III. His Earth and His Heaven (Verse 10c)

This phrase, translated, “in earth as it is in heaven,” is actually a separate phrase. Properly punctuated the verse reads,

“Thy kingdom come. Thy will be done, on earth as it is in heaven.”

The last part of this verse is our focus, and, as a distinct phrase, we will translate it literally. We find in our literal translation, “like (as) in heaven also on earth.” What is Heaven like that Earth is not? What is Earth like that Heaven is not? What is God’s kingdom in Heaven, as opposed to that of Earth? What is God’s will that must be done in order to make His kingdom exist in both? We have already answered many of these questions, and this is where our learning has taken us – from a sin filled, corrupt Earth to a perfectly sinless Heaven. There is a difference, though.  In this case, sinless perfection on Earth is demanded. We are also to see the spiritual world more active, vibrant and visible on Earth.
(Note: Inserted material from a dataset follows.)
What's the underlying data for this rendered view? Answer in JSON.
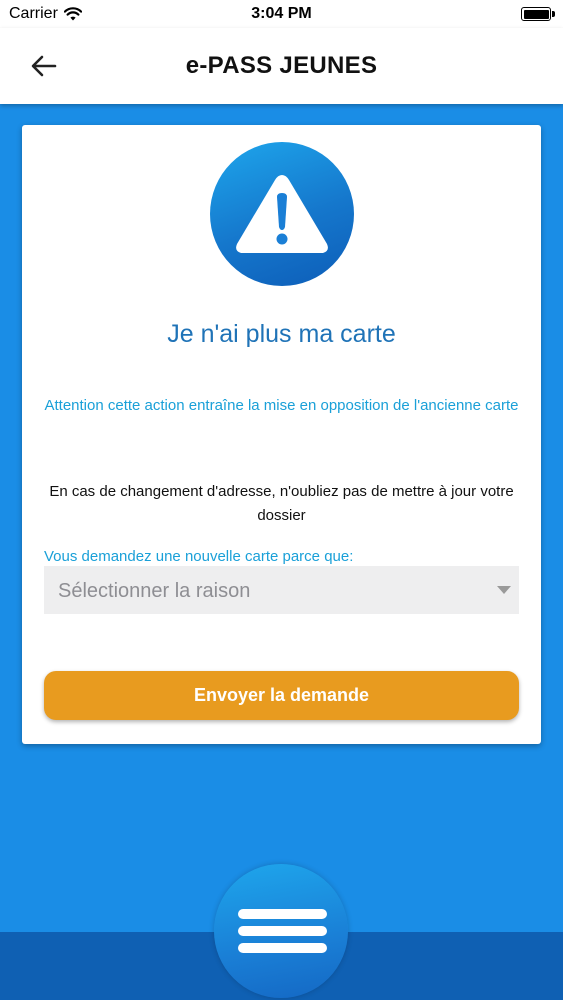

The whole world struggles under the weight of sin (Rom 8:22).  The relief is in God’s redemption for all His creation. The only redemption for all this pain and suffering that man will ever realize is in the Son of God. The whole of creation groans and travails in pain together until now – that the Messiah has come. In Romans 8 Paul continues to write concerning the release of our distress because of the hope in a Savior – that no one or nothing can separate us from Him (38). We have a surety then that this world will come to be sinless and perfect just as Heaven is where God currently dwells. Equally, we will have to be sinless and perfect in the sight of God for our place to be secured in Heaven or on an Earth as pure as Heaven. We have this great promise and looking forward to that is a great blessing to all who believe in the Savior (Rom 8:23-24). We hope in a Savior and His salvation that we cannot see, but that we know must exist because God’s promise is sure – that He wills that all would come to know Christ Jesus (1 Tim 2:3-4).
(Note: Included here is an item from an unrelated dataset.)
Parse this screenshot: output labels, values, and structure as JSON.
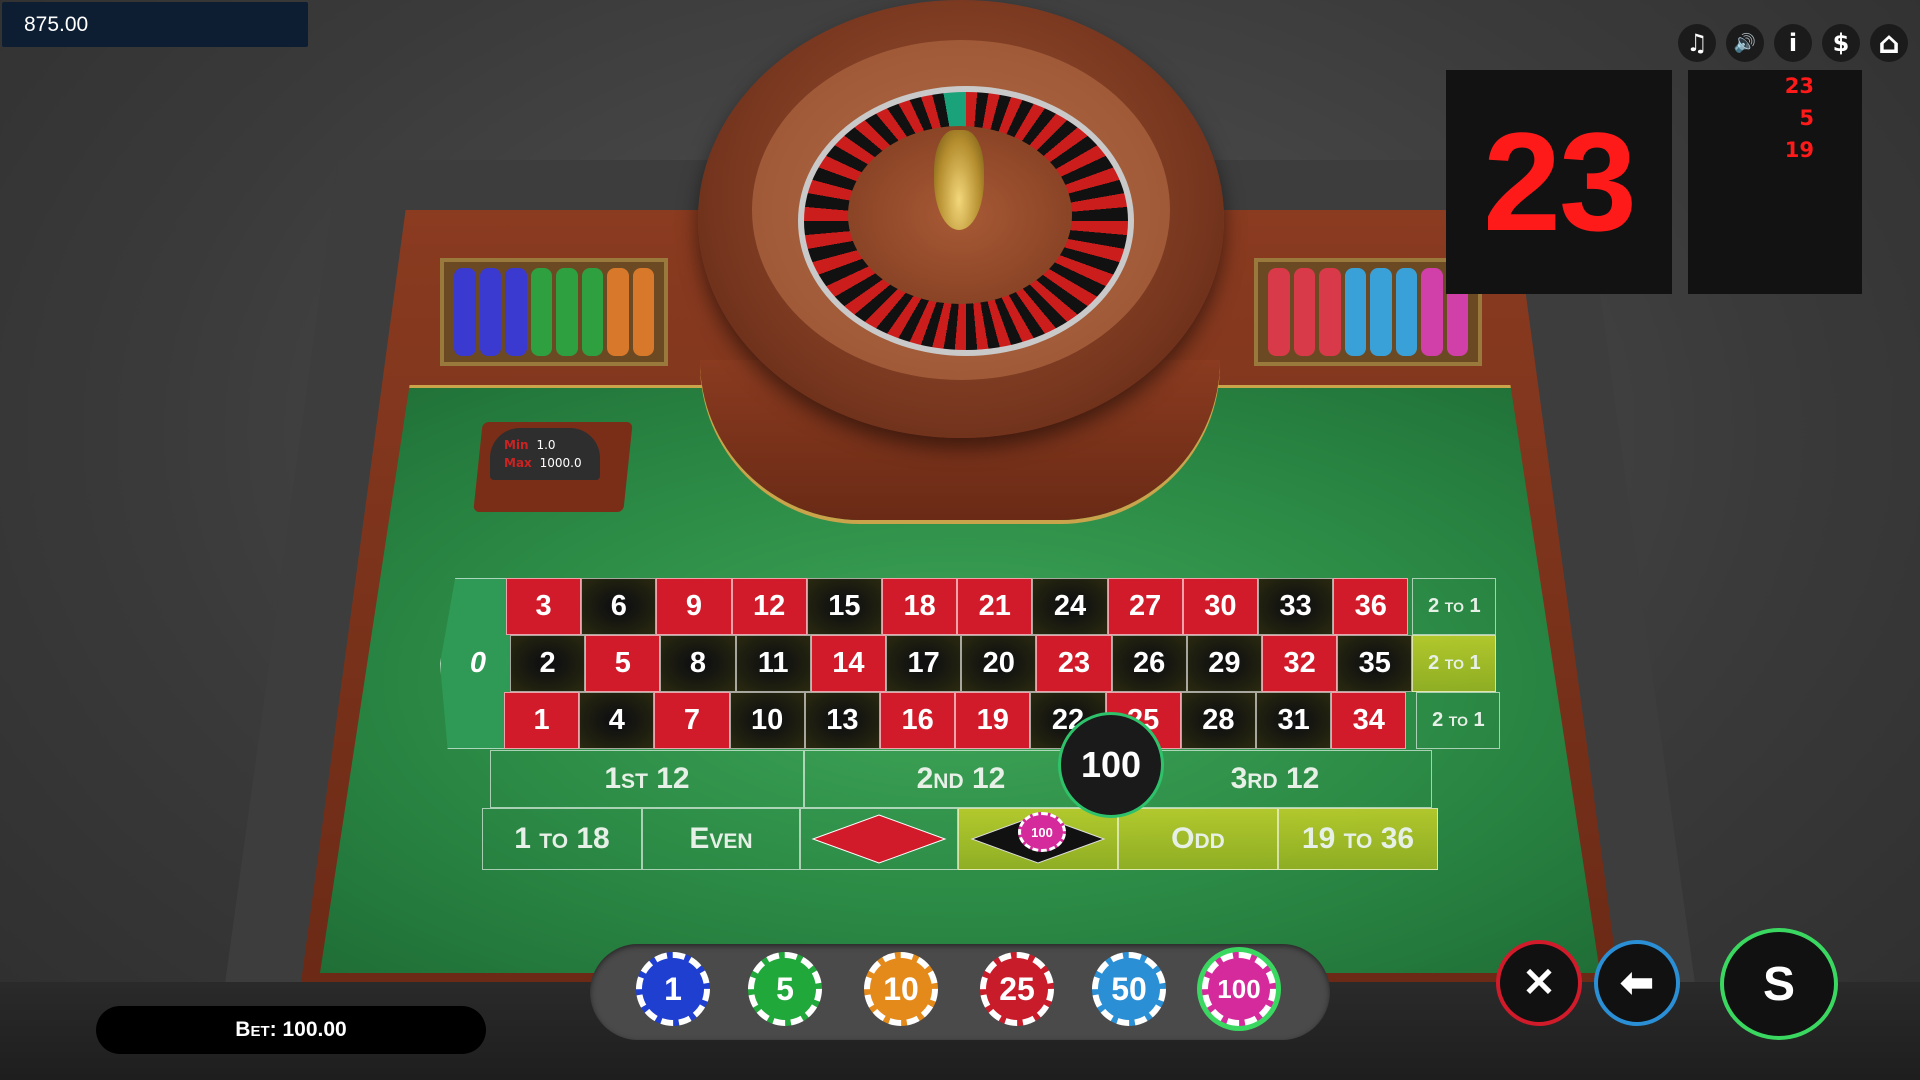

Regardless, Christian, you know the Savior. Continue in this hope. We are promised that continuing in this hope we see His salvation in us. We know how wicked we are as sinners. We know how much we do not deserve to be in the presence of God. We are lower than the angels for even angelic beings who are perfect in Heaven are worthy of being in His presence. We know these things, yet we rest in a blessed hope of God and His Son’s salvation that reconciles the flesh and removes our death penalty for sin (Col 1:21). Jeremiah 17:7 tells us that the man is blessed who hopes in the Lord. This same blessing is in the poor in spirit and those who mourn. We continue to look for a blessed hope in the glorious appearing of our great God and Savior Jesus Christ (Titus 2:13). This hope we find in those who hunger and thirst after righteousness and who are pure in heart, the peacemakers and the persecuted. We know that our blessed God and Father of the Lord has, in His abundant mercy, provided us a living hope through the resurrection of Jesus (1 Pet 1:3). We find our mirror image of the Beatitude’s mercy in the death, burial and resurrection of the Savior for our redemption. He who beat death, Hell and the sting of sin’s fear has given us these great hopes. We look at them and pray with all our hearts,

“Thy Kingdom come. Thy will be done, on Earth as it is in Heaven!”
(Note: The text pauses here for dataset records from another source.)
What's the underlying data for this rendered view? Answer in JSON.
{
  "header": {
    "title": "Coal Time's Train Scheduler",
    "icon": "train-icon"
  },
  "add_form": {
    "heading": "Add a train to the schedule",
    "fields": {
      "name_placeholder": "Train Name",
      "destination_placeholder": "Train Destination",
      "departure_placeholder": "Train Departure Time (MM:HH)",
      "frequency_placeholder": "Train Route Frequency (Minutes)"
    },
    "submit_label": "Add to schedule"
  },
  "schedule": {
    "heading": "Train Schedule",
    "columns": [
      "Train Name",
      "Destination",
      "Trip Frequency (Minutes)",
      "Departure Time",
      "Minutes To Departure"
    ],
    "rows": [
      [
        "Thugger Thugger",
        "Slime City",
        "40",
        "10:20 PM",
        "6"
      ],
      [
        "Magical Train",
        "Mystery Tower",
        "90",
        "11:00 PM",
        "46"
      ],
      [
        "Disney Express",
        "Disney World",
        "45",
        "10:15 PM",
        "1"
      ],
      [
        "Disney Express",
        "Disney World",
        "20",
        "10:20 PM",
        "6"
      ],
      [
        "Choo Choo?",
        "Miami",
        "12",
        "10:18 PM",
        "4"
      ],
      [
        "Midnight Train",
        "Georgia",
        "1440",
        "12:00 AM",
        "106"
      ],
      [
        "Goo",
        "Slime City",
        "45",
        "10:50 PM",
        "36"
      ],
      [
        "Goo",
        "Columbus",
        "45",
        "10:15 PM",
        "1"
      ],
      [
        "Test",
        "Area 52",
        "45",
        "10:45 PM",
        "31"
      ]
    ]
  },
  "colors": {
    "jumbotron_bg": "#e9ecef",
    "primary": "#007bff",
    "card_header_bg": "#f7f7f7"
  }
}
Call loudly, Christian. Let the world hear you are calling for the Kingdom of God, perfect and sinless, to come down upon this wicked world. Have them consider their true position before the all-powerful, perfectly sinless and majestic God of the Universe. This is the “Lord’s Prayer.” The Son of God could pray this prayer with clarity, with a clean conscience and in perfect harmony with the Father. Can you? The world cannot. Pray this prayer aloud calling loudly for God’s kingdom to come to the World. Let God’s word convict all those who hear. This is why people claim a “freedom from religion” in our country’s Constitution. They do not want to be convicted. They know what is coming and they are afraid. You are praying for perfect sinlessness, and they are afraid. Pray Christian! Get your heart right with God and pray!